Num passado não muito distante e ainda agora subsistem, em algumas cidades do interior, as figuras do padre ou da religiosa que são tidos como autoridades, como alguém que tem mais conhecimento, que pode contribuir não somente no campo religioso, mas também prestar ajuda em outras questões do cotidiano do povo. A Vida Religiosa sempre marcou e deve marcar presença e influir no mundo com os valores que tem a oferecer.
Importa-nos hoje perguntar e responder qual o rosto que a Vida Religiosa apresenta ao mundo? Estamos no século XXI temos que admitir e tomar consciência de todas as transformações que sofremos. As informações nos chegam com uma velocidade incrível, e às vezes, não conseguimos assimilá-las. Muitas vezes não conseguimos perceber as transformações[3]. Ficamos enclausurados em nossas categorias clássicas sem digerir o novo. A mudança de época está acontecendo! Os desafios são plurais. As altas tecnologias que influem na vida dos seres, tudo isso pede que repensemos a antropologia[4]. No processo de globalização[5] que nos envolve, já não estamos ilhados, mas envolvidos em uma “aldeia global”[6]. O mundo inteiro está interligado por uma teia de relações complexas[7]. A trama é tecida a cada dia. A Internet se impõe como um poderoso meio de comunicação[8]. São várias as vozes que gritam ao mesmo tempo, numa miscelânea com freqüência confusa. Uma diversidade de espiritualidades se apresentam ao ser humano. Há uma variedade grande de experiências religiosas que são oferecidas ao fiel como um pacote para que ele consuma. Muitas posturas éticas estão a se oferecer. A ética consumista, por exemplo, é só uma delas. O mercado convoca todos a ser pelo que consomem. Um hedonismo exacerbado invade os meios de comunicação.

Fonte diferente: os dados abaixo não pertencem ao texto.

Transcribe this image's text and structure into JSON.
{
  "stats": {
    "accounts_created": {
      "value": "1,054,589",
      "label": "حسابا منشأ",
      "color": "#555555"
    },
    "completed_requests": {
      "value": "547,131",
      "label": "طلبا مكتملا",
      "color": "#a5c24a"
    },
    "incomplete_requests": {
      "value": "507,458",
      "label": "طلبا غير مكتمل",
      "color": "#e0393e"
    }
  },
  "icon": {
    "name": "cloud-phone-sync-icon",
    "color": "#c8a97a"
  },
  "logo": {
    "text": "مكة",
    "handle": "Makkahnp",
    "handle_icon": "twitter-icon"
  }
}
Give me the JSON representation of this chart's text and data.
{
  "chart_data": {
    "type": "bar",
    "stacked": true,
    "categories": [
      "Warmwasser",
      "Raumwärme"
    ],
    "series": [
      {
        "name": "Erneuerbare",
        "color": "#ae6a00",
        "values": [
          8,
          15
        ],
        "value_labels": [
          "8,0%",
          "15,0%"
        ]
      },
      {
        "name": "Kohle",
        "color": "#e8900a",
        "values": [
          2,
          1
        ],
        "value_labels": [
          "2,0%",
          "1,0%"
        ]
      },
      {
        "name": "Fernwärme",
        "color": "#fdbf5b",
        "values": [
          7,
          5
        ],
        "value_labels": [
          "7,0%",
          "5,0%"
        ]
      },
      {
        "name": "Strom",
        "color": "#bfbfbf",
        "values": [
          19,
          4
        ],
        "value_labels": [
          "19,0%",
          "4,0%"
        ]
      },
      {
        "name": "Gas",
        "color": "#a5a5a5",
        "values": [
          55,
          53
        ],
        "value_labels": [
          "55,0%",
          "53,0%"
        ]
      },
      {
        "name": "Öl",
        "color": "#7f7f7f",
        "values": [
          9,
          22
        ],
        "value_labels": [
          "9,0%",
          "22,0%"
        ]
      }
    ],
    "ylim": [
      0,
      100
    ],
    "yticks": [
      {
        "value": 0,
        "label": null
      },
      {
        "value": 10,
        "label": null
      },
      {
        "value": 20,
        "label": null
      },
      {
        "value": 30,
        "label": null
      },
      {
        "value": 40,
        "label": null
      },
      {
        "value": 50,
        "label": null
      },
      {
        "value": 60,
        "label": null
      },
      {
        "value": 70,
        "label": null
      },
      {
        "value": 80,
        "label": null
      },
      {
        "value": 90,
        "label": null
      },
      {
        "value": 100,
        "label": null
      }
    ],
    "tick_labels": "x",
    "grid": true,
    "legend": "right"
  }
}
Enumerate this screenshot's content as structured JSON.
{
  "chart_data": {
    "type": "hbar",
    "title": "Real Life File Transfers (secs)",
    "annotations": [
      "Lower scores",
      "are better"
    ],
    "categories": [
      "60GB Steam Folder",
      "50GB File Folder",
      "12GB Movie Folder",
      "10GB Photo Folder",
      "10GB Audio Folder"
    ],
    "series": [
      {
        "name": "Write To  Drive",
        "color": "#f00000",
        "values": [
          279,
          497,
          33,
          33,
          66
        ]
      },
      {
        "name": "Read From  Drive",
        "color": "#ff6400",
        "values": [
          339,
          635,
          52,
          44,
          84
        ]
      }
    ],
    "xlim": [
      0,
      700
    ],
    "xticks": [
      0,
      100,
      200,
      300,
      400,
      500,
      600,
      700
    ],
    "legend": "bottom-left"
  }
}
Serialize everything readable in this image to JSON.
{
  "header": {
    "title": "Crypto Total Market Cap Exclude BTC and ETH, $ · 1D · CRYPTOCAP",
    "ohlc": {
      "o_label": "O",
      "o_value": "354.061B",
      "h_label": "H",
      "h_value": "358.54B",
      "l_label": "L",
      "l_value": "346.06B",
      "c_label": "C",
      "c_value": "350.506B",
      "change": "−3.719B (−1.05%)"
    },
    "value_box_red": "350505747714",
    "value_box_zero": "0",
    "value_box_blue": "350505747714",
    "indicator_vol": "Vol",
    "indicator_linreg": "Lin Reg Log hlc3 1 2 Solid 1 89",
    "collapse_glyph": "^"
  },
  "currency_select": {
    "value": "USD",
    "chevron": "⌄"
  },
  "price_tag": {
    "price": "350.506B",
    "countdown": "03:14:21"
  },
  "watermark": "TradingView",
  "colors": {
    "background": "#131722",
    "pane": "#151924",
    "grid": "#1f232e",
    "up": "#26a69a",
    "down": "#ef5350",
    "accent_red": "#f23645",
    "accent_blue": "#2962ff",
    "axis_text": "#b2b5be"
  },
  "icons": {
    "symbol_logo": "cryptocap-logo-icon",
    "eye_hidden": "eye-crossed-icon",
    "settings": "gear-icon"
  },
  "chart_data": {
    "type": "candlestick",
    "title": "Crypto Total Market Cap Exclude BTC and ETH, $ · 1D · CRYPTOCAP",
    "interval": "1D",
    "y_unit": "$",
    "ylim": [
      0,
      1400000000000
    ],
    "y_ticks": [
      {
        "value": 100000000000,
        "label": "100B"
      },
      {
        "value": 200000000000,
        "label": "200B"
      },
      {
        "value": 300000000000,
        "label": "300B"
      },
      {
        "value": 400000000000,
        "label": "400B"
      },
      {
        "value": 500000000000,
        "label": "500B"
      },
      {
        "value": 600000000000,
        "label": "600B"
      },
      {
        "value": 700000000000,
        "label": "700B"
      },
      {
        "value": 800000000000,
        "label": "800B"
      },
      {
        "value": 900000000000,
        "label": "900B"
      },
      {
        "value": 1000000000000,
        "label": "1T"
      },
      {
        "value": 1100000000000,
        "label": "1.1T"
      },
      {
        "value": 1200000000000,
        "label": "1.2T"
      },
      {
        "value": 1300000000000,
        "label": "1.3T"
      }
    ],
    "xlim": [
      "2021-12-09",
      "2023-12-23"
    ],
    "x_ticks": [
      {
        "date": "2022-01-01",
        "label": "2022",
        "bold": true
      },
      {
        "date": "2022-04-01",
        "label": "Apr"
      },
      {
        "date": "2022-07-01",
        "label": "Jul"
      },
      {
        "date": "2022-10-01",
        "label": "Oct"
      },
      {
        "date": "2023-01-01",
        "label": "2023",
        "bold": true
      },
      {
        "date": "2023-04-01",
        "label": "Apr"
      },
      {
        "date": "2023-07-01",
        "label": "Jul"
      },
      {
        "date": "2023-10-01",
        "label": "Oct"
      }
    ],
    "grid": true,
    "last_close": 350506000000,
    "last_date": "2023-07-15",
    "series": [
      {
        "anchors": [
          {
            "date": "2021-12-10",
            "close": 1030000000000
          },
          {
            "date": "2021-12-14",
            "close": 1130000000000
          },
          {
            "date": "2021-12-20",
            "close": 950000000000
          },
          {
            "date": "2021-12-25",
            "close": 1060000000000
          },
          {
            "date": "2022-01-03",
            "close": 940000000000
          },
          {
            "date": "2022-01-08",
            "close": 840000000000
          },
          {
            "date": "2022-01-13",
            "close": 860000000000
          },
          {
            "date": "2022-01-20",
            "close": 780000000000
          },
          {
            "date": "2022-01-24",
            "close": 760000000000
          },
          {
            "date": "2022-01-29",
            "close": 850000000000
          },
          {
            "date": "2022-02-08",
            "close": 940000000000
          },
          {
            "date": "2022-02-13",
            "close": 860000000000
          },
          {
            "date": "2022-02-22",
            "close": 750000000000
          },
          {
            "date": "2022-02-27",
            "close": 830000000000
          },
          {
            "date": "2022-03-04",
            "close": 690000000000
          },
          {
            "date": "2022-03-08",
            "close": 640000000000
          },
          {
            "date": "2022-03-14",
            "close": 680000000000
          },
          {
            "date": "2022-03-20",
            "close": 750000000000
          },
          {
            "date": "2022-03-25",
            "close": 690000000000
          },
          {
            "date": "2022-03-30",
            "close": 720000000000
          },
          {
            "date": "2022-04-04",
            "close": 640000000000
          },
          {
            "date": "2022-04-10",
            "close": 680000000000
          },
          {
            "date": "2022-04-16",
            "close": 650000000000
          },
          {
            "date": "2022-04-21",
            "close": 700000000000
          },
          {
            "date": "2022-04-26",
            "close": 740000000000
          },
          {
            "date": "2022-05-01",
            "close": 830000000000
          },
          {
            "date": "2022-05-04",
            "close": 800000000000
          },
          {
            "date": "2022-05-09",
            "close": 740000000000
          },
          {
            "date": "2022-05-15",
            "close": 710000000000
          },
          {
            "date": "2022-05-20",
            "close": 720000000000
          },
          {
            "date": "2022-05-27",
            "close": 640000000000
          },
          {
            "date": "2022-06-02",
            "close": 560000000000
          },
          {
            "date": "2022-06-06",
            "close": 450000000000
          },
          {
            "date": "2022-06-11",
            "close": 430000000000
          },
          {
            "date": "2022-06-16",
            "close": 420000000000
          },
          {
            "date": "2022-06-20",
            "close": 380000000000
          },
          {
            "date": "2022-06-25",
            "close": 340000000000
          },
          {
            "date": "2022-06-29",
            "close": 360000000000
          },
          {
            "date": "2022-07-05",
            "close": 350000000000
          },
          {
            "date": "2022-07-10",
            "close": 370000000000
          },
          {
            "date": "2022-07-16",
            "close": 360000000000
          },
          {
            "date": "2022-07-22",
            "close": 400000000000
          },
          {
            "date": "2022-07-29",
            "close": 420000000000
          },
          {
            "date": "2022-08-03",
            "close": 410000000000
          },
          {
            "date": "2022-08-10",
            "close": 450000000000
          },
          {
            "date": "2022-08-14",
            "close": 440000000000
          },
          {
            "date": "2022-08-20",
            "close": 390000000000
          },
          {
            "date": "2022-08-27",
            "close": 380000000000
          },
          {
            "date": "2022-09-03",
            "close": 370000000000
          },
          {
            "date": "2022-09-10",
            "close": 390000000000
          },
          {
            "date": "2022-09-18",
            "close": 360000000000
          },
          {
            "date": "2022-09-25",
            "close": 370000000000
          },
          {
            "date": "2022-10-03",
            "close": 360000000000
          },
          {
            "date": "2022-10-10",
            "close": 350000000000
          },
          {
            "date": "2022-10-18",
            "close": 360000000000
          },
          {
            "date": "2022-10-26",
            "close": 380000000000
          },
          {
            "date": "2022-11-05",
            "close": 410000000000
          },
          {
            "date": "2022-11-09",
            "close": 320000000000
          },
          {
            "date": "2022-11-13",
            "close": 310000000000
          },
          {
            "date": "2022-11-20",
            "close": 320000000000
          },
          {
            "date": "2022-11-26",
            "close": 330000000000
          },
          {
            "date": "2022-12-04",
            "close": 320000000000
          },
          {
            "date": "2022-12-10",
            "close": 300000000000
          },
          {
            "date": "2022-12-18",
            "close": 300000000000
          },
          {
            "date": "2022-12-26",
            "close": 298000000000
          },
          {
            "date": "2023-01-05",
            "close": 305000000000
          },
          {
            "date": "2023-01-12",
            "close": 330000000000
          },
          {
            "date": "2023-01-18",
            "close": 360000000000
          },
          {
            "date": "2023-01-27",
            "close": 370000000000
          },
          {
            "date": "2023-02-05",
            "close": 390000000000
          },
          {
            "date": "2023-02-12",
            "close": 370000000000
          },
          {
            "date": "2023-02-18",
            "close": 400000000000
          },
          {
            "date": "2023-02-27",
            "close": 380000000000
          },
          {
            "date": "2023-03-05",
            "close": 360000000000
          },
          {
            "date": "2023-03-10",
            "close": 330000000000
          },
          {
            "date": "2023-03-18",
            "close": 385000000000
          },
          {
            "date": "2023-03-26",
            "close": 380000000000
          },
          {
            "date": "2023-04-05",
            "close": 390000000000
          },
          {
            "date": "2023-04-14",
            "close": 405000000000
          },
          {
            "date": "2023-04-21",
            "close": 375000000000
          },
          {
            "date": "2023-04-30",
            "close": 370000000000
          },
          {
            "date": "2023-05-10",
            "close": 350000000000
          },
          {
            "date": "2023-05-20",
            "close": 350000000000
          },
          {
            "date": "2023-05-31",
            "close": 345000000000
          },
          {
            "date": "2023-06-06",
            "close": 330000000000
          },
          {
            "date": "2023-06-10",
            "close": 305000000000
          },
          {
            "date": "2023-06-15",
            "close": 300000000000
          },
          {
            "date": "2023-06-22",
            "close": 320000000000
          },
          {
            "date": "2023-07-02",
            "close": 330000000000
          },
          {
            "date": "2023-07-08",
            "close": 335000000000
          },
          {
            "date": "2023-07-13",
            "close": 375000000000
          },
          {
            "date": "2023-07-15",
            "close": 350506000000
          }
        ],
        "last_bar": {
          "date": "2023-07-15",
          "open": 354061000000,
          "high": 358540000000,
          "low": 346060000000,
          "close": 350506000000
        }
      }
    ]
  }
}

Tendo em mente um pouco desse panorama, como ouvir e comunicar a voz do Bom Pastor? Qual a mensagem profética que nós religiosos comunicamos ao mundo? Talvez nossa resposta não seja satisfatória? Quando decoramos as respostas, as perguntas já mudaram e não percebermos. Será que não estamos correndo o sério risco de perder o bonde da história?
Os outros apresentam a mentira com uma persuasão como se fosse a verdade, e nos comunicamos a verdade sem nenhuma eloqüência de maneira a parecer mentira.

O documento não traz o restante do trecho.